# Dyna-Mark. When did it go away?



## Cublover (Feb 20, 2011)

I have a 1963 Dyna-Mark 7 HP. with a 28 inch deck.
The front end was junk, so, since I have a plazma cutter and a mig welder, I grafted a KX 125 Kawasaki motorcycle front end onto it.
I don't feel sorry about cutting this machine up, since it was on its way to the crusher when I re-directed it to my shop.
I used the trans-axel out of a 12 HP Sears machine, since the original trans-axel blew out while dragging scrap metal off of the State land next door.
I chained a car hood to the trailer ball and loaded it with scrap and dragged it to the trailer with this poor little machine.
It has a top speed of about 35 MPH now in 3rd gear!
When you get 'against' something too heavy, you stand up on the pegs and lean foreward! If the back tires 'bite', it will pull it!
OR, you can mow the grass.


----------



## dangeroustoys56 (Jul 26, 2010)

I think late 80's early 90's dynamark finally went out of business - the early models had heavy plastic grilles with steel hoods - later models had all plastic hoods . they had alot of off shoot models for other brands tho- like husky. Rarest model is a blue 'richard petty' model. Another rare option was a 'pickup box' that replaced the whole rear sheetmetal .
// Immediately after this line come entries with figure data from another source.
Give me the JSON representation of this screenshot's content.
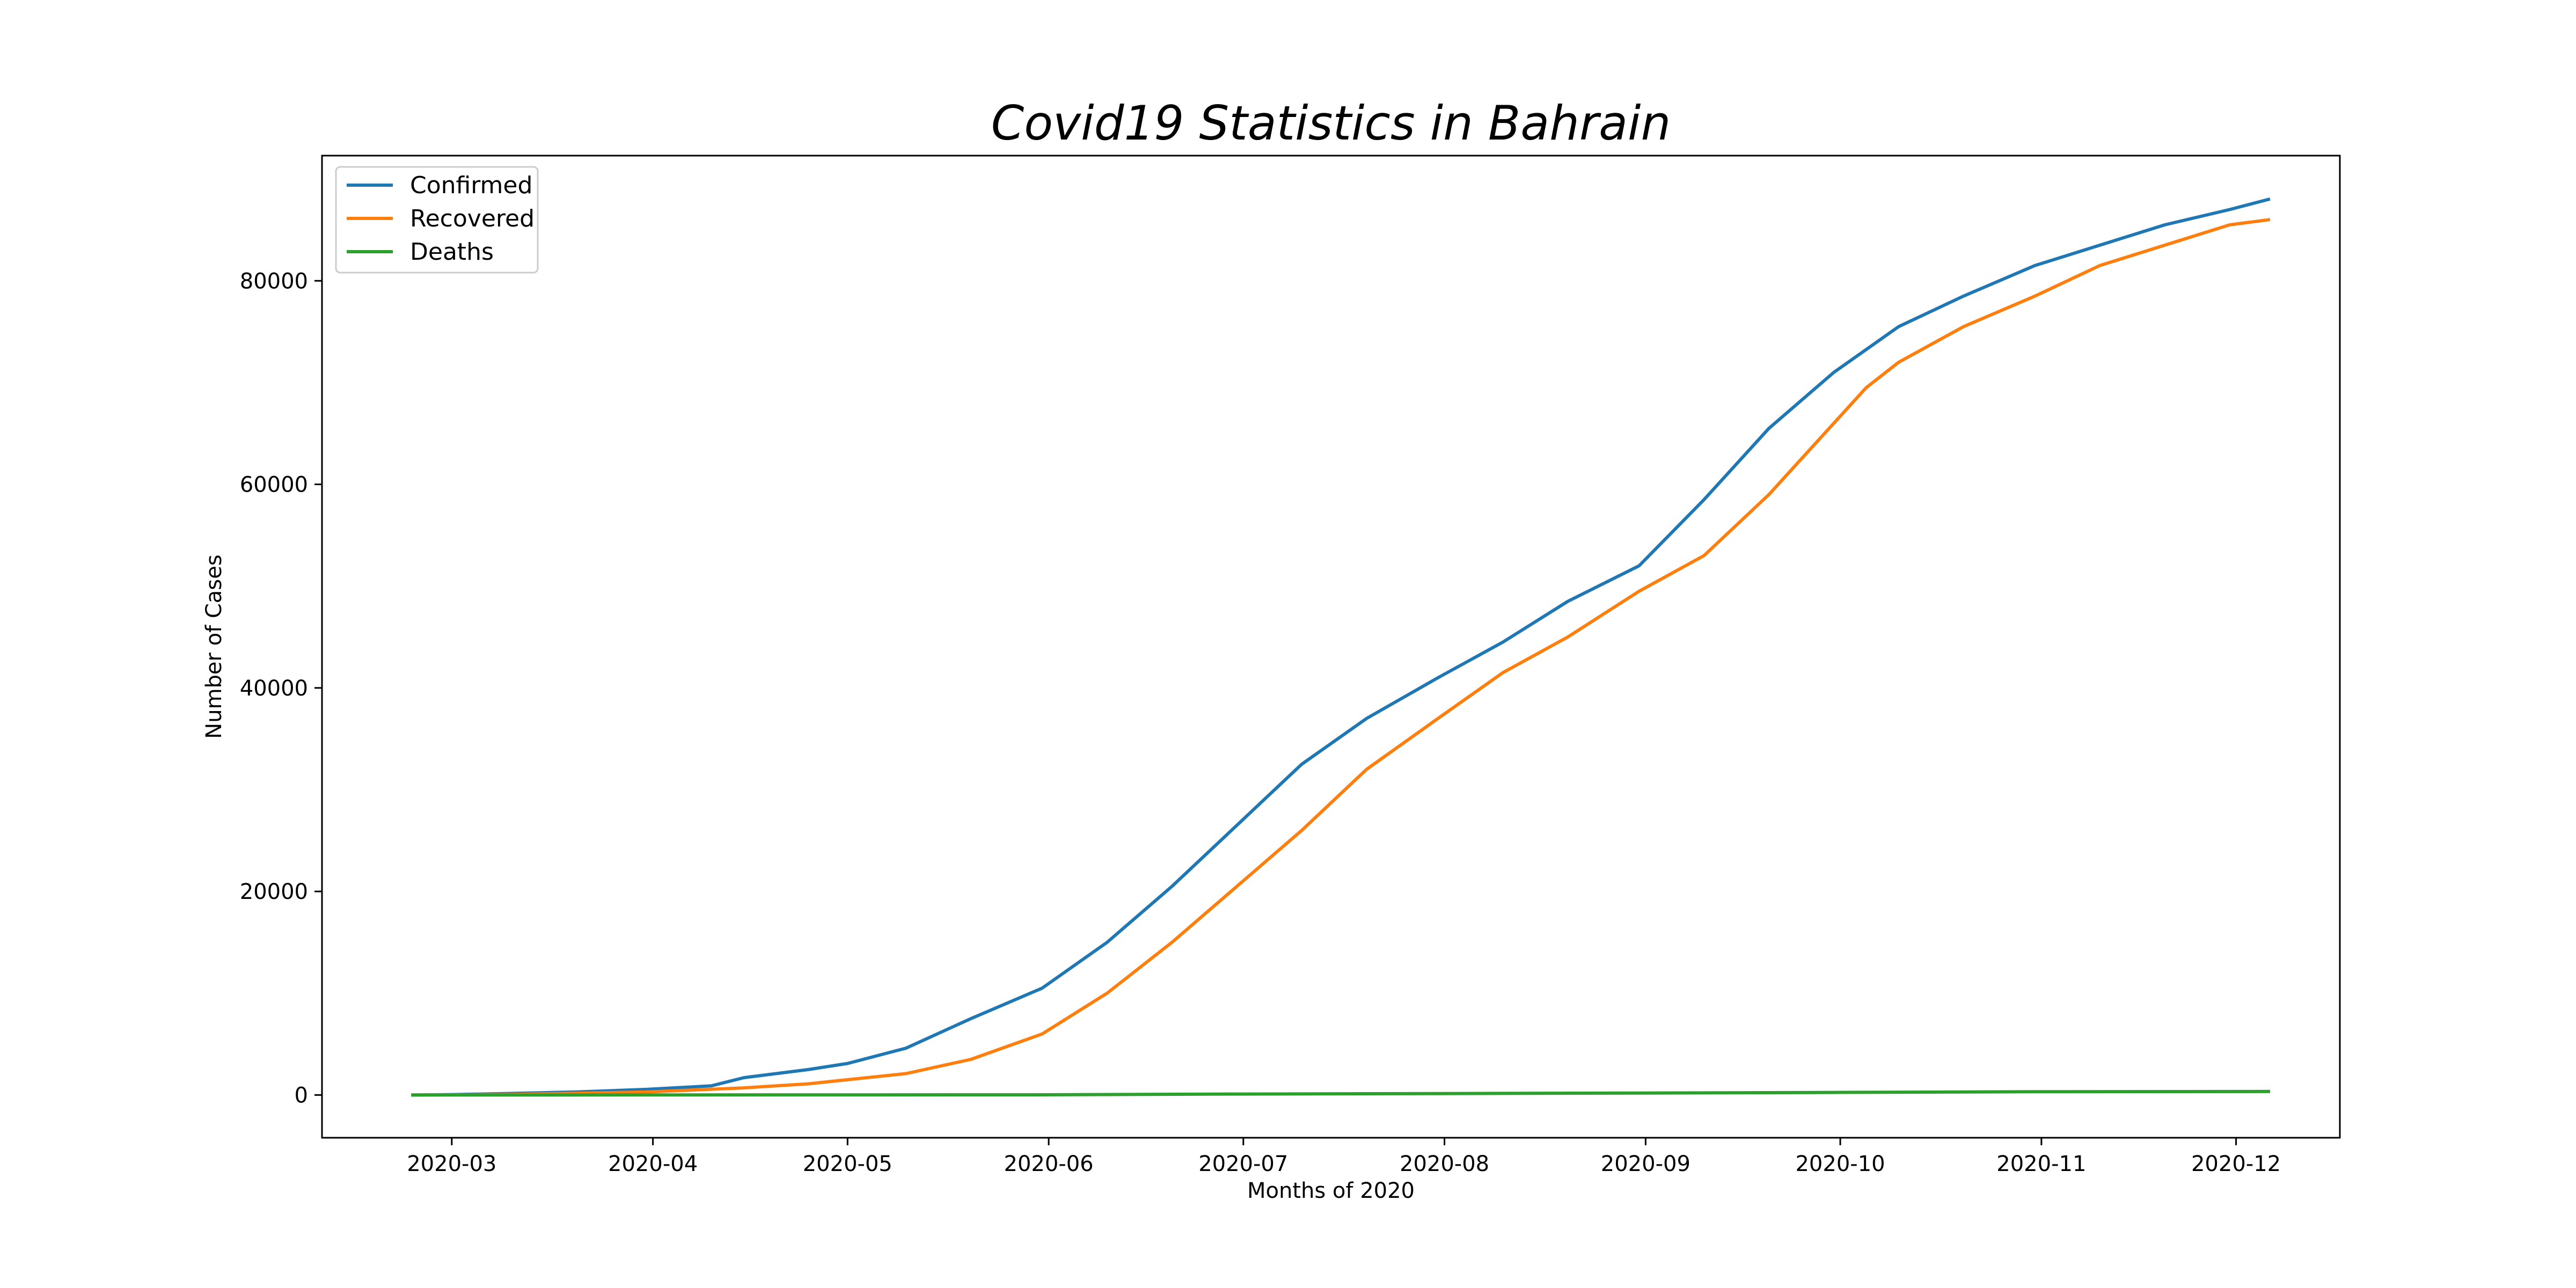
{
  "chart_data": {
    "type": "line",
    "title": "Covid19 Statistics in Bahrain",
    "xlabel": "Months of 2020",
    "ylabel": "Number of Cases",
    "xlim": [
      "2020-02-10",
      "2020-12-17"
    ],
    "ylim": [
      -4200,
      92300
    ],
    "x_ticks": [
      "2020-03",
      "2020-04",
      "2020-05",
      "2020-06",
      "2020-07",
      "2020-08",
      "2020-09",
      "2020-10",
      "2020-11",
      "2020-12"
    ],
    "y_ticks": [
      0,
      20000,
      40000,
      60000,
      80000
    ],
    "grid": false,
    "legend_position": "top-left",
    "series": [
      {
        "name": "Confirmed",
        "color": "#1f77b4",
        "points": [
          [
            "2020-02-24",
            0
          ],
          [
            "2020-03-01",
            40
          ],
          [
            "2020-03-10",
            150
          ],
          [
            "2020-03-20",
            300
          ],
          [
            "2020-03-31",
            550
          ],
          [
            "2020-04-10",
            900
          ],
          [
            "2020-04-15",
            1700
          ],
          [
            "2020-04-25",
            2500
          ],
          [
            "2020-05-01",
            3100
          ],
          [
            "2020-05-10",
            4600
          ],
          [
            "2020-05-20",
            7500
          ],
          [
            "2020-05-31",
            10500
          ],
          [
            "2020-06-10",
            15000
          ],
          [
            "2020-06-20",
            20500
          ],
          [
            "2020-06-30",
            26500
          ],
          [
            "2020-07-10",
            32500
          ],
          [
            "2020-07-20",
            37000
          ],
          [
            "2020-07-31",
            41000
          ],
          [
            "2020-08-10",
            44500
          ],
          [
            "2020-08-20",
            48500
          ],
          [
            "2020-08-31",
            52000
          ],
          [
            "2020-09-10",
            58500
          ],
          [
            "2020-09-20",
            65500
          ],
          [
            "2020-09-30",
            71000
          ],
          [
            "2020-10-10",
            75500
          ],
          [
            "2020-10-20",
            78500
          ],
          [
            "2020-10-31",
            81500
          ],
          [
            "2020-11-10",
            83500
          ],
          [
            "2020-11-20",
            85500
          ],
          [
            "2020-11-30",
            87000
          ],
          [
            "2020-12-06",
            88000
          ]
        ]
      },
      {
        "name": "Recovered",
        "color": "#ff7f0e",
        "points": [
          [
            "2020-02-24",
            0
          ],
          [
            "2020-03-10",
            50
          ],
          [
            "2020-03-31",
            300
          ],
          [
            "2020-04-15",
            700
          ],
          [
            "2020-04-25",
            1100
          ],
          [
            "2020-05-10",
            2100
          ],
          [
            "2020-05-20",
            3500
          ],
          [
            "2020-05-31",
            6000
          ],
          [
            "2020-06-10",
            10000
          ],
          [
            "2020-06-20",
            15000
          ],
          [
            "2020-06-30",
            20500
          ],
          [
            "2020-07-10",
            26000
          ],
          [
            "2020-07-20",
            32000
          ],
          [
            "2020-07-31",
            37000
          ],
          [
            "2020-08-10",
            41500
          ],
          [
            "2020-08-20",
            45000
          ],
          [
            "2020-08-31",
            49500
          ],
          [
            "2020-09-10",
            53000
          ],
          [
            "2020-09-20",
            59000
          ],
          [
            "2020-09-30",
            66000
          ],
          [
            "2020-10-05",
            69500
          ],
          [
            "2020-10-10",
            72000
          ],
          [
            "2020-10-20",
            75500
          ],
          [
            "2020-10-31",
            78500
          ],
          [
            "2020-11-10",
            81500
          ],
          [
            "2020-11-20",
            83500
          ],
          [
            "2020-11-30",
            85500
          ],
          [
            "2020-12-06",
            86000
          ]
        ]
      },
      {
        "name": "Deaths",
        "color": "#2ca02c",
        "points": [
          [
            "2020-02-24",
            0
          ],
          [
            "2020-05-31",
            20
          ],
          [
            "2020-06-30",
            90
          ],
          [
            "2020-07-31",
            140
          ],
          [
            "2020-08-31",
            190
          ],
          [
            "2020-09-30",
            250
          ],
          [
            "2020-10-31",
            320
          ],
          [
            "2020-11-30",
            340
          ],
          [
            "2020-12-06",
            345
          ]
        ]
      }
    ]
  }
}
I like the dynamark tractors- easy to fix, hard working machines- best thing is the easy deck removal- one pin, pull the belt off and it slides right out- all self contained. Most are also all big square, block looking- gives em character i think compared to todays rounded off tractors.

I used to have 3 other dynamarks- a 5 HP 20" deck RER, a 12HP teccy 42" deck beast and a 10HP teccy with a rear discharge deck( all sold ), but at the moment i have still have 3 - an '82 11HP 36" deck, a '84 11HP 42" deck and a '88 kleen kut with a 18HP and 50" deck- the kleen kut is DOA at the moment- other 2 work awsome.

Id like to find more dynamarks sometime.


----------



## jhngardner367 (Apr 5, 2011)

Dynamark was,as others before it,absorbed by MTD Products,inthe late 1980's,and many parts can still be found for them.Here in Michigan,we have a motorcycle/snowmobile salvage yard ,and I often see them there.


----------



## wjjones (May 28, 2010)

dangeroustoys56 said:


> I think late 80's early 90's dynamark finally went out of business - the early models had heavy plastic grilles with steel hoods - later models had all plastic hoods . they had alot of off shoot models for other brands tho- like husky. Rarest model is a blue 'richard petty' model. Another rare option was a 'pickup box' that replaced the whole rear sheetmetal .
> 
> I like the dynamark tractors- easy to fix, hard working machines- best thing is the easy deck removal- one pin, pull the belt off and it slides right out- all self contained. Most are also all big square, block looking- gives em character i think compared to todays rounded off tractors.
> 
> ...


 They where tuff old mowers!


----------